Un manoscritto attribuito a Yahya Sinwar delinea con sorprendente chiarezza un’operazione concepita non per colpire obiettivi militari, ma per violare il confine, penetrare in profondità e infliggere un trauma collettivo. Datato agosto 2022, non è un elenco di intenzioni: è un piano operativo che dettaglia inganni, punti d’infiltrazione, ondate di attivazione e obiettivi selezionati per massimizzare shock e terrore. Dietro il 7 ottobre non c’è l’istinto di una folla né la furia improvvisa; c’è una scelta strategica maturata per mesi e tradotta in ordini.
La lettura colpisce non solo per ciò che annuncia, ma per la freddezza della costruzione.
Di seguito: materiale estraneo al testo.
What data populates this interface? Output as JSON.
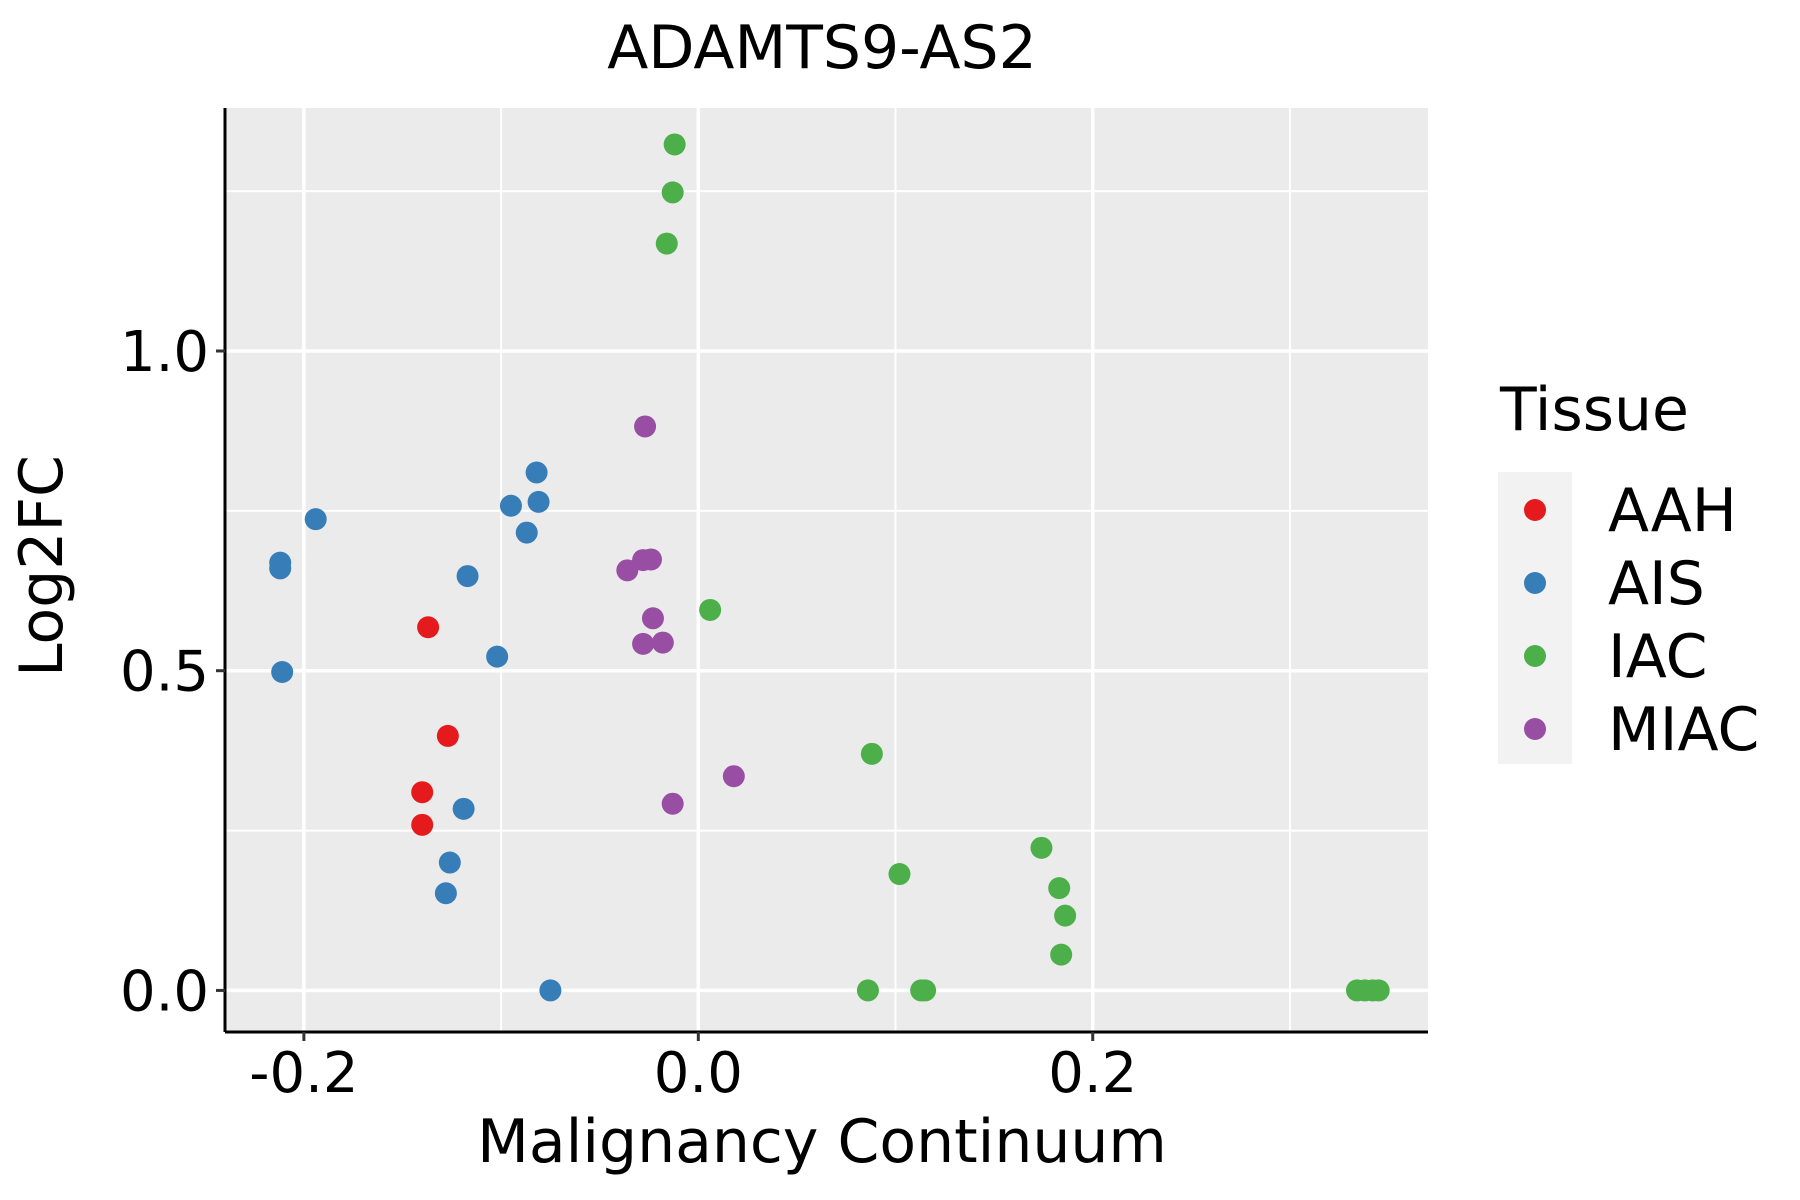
{
  "chart_data": {
    "type": "scatter",
    "title": "ADAMTS9-AS2",
    "xlabel": "Malignancy Continuum",
    "ylabel": "Log2FC",
    "xlim": [
      -0.24,
      0.37
    ],
    "ylim": [
      -0.065,
      1.38
    ],
    "x_ticks": [
      {
        "value": -0.2,
        "label": "-0.2"
      },
      {
        "value": 0.0,
        "label": "0.0"
      },
      {
        "value": 0.2,
        "label": "0.2"
      }
    ],
    "x_minor": [
      -0.1,
      0.1,
      0.3
    ],
    "y_ticks": [
      {
        "value": 0.0,
        "label": "0.0"
      },
      {
        "value": 0.5,
        "label": "0.5"
      },
      {
        "value": 1.0,
        "label": "1.0"
      }
    ],
    "y_minor": [
      0.25,
      0.75,
      1.25
    ],
    "grid": true,
    "legend": {
      "title": "Tissue",
      "position": "right"
    },
    "series": [
      {
        "name": "AAH",
        "color": "#E41A1C",
        "points": [
          [
            -0.137,
            0.568
          ],
          [
            -0.127,
            0.398
          ],
          [
            -0.14,
            0.31
          ],
          [
            -0.14,
            0.259
          ]
        ]
      },
      {
        "name": "AIS",
        "color": "#377EB8",
        "points": [
          [
            -0.194,
            0.737
          ],
          [
            -0.212,
            0.669
          ],
          [
            -0.212,
            0.66
          ],
          [
            -0.211,
            0.498
          ],
          [
            -0.117,
            0.648
          ],
          [
            -0.102,
            0.522
          ],
          [
            -0.095,
            0.758
          ],
          [
            -0.087,
            0.716
          ],
          [
            -0.082,
            0.81
          ],
          [
            -0.081,
            0.764
          ],
          [
            -0.119,
            0.284
          ],
          [
            -0.126,
            0.2
          ],
          [
            -0.128,
            0.152
          ],
          [
            -0.075,
            0.0
          ]
        ]
      },
      {
        "name": "IAC",
        "color": "#4DAF4A",
        "points": [
          [
            -0.012,
            1.323
          ],
          [
            -0.013,
            1.248
          ],
          [
            -0.016,
            1.168
          ],
          [
            0.006,
            0.595
          ],
          [
            0.088,
            0.37
          ],
          [
            0.102,
            0.182
          ],
          [
            0.174,
            0.223
          ],
          [
            0.183,
            0.16
          ],
          [
            0.186,
            0.117
          ],
          [
            0.184,
            0.056
          ],
          [
            0.086,
            0.0
          ],
          [
            0.113,
            0.0
          ],
          [
            0.115,
            0.0
          ],
          [
            0.334,
            0.0
          ],
          [
            0.338,
            0.0
          ],
          [
            0.342,
            0.0
          ],
          [
            0.345,
            0.0
          ]
        ]
      },
      {
        "name": "MIAC",
        "color": "#984EA3",
        "points": [
          [
            -0.027,
            0.882
          ],
          [
            -0.028,
            0.673
          ],
          [
            -0.024,
            0.674
          ],
          [
            -0.036,
            0.657
          ],
          [
            -0.023,
            0.582
          ],
          [
            -0.028,
            0.542
          ],
          [
            -0.018,
            0.544
          ],
          [
            0.018,
            0.335
          ],
          [
            -0.013,
            0.292
          ]
        ]
      }
    ]
  }
}
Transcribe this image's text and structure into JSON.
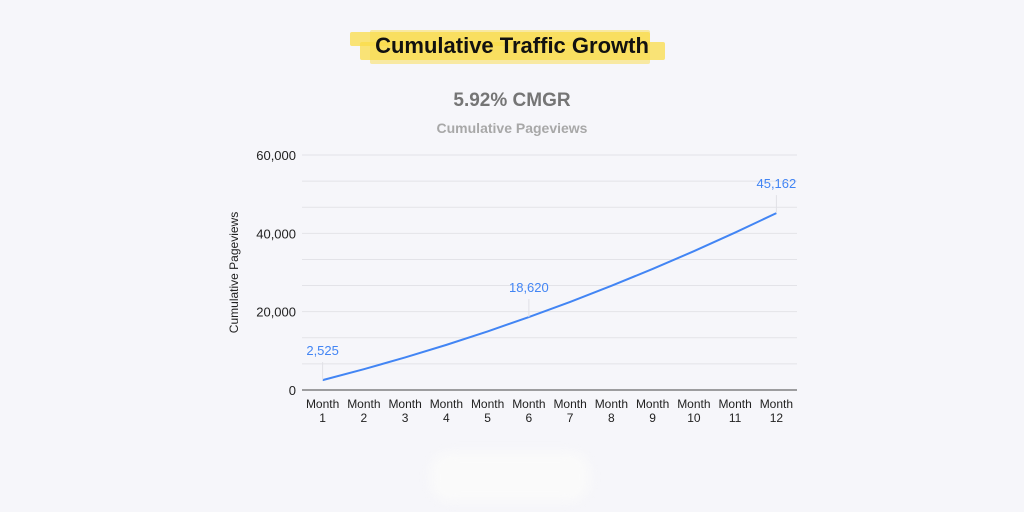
{
  "header": {
    "title": "Cumulative Traffic Growth",
    "highlight_color": "#f9dc4a"
  },
  "chart_data": {
    "type": "line",
    "title": "5.92% CMGR",
    "subtitle": "Cumulative Pageviews",
    "xlabel": "",
    "ylabel": "Cumulative Pageviews",
    "categories": [
      [
        "Month",
        "1"
      ],
      [
        "Month",
        "2"
      ],
      [
        "Month",
        "3"
      ],
      [
        "Month",
        "4"
      ],
      [
        "Month",
        "5"
      ],
      [
        "Month",
        "6"
      ],
      [
        "Month",
        "7"
      ],
      [
        "Month",
        "8"
      ],
      [
        "Month",
        "9"
      ],
      [
        "Month",
        "10"
      ],
      [
        "Month",
        "11"
      ],
      [
        "Month",
        "12"
      ]
    ],
    "series": [
      {
        "values": [
          2525,
          5306,
          8306,
          11525,
          14963,
          18620,
          22496,
          26591,
          30905,
          35438,
          40190,
          45162
        ],
        "color": "#4285f4"
      }
    ],
    "data_labels": [
      {
        "index": 0,
        "text": "2,525"
      },
      {
        "index": 5,
        "text": "18,620"
      },
      {
        "index": 11,
        "text": "45,162"
      }
    ],
    "ylim": [
      0,
      60000
    ],
    "yticks": [
      {
        "value": 0,
        "label": "0"
      },
      {
        "value": 20000,
        "label": "20,000"
      },
      {
        "value": 40000,
        "label": "40,000"
      },
      {
        "value": 60000,
        "label": "60,000"
      }
    ],
    "grid": true,
    "legend": "none"
  }
}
Il linguaggio è tecnico: tempi di reazione, catene di comando, vie di fuga. Nessuna retorica della battaglia, ma una grammatica del massacro: un calcolo che decide dove, quando e come seminare devastazione per ottenere l’effetto psicologico voluto — panico, paralisi, disorientamento pubblico.
Il documento colloca l’azione oltre la Striscia: non gesto isolato, ma parte di un orizzonte più ampio di coordinamenti e influenze, con interlocuzioni esterne. Volente o nolente, illumina la natura politica e militare della radicalizzazione: non reazione a un evento contingente, bensì pianificazione di una campagna di rottura.
Ciò non assolve altre responsabilità. L’esistenza di un piano non rende inevitabili le falle che l’hanno reso eseguibile; indica però vulnerabilità sfruttate con metodo. L’aspetto più inquietante è la scelta dei target: non solo in chiave tattica, ma simbolica. Civili, pubblicità del massacro, immagini destinate a restare nella memoria come prova di impotenza e orrore. L’obiettivo era amplificare il danno oltre il campo fisico, trasformarlo in trauma collettivo.
Per chi racconta, indaga, giudica, il valore di un simile manoscritto è duplice: offre elementi concreti su responsabilità e intenzioni; impone una domanda etica e pratica insieme. Che cosa fa una democrazia per impedire che piani così si traducano in carne? Prevenzione, intelligence, cooperazione regionale e internazionale non possono restare parole: la pianificazione documentata esige risposte misurabili, non slogan.
La memoria di quel giorno non può fermarsi al conteggio dei corpi. Deve includere l’analisi dei piani, la ricostruzione degli ingranaggi che li hanno messi in moto e un confronto severo con le debolezze che li hanno resi possibili. Solo riconoscendo la natura deliberata e organizzata dell’attacco si può ridurre la probabilità che il teatro del crimine si ripeta. È da qui che deve partire chi cerca verità e giustizia.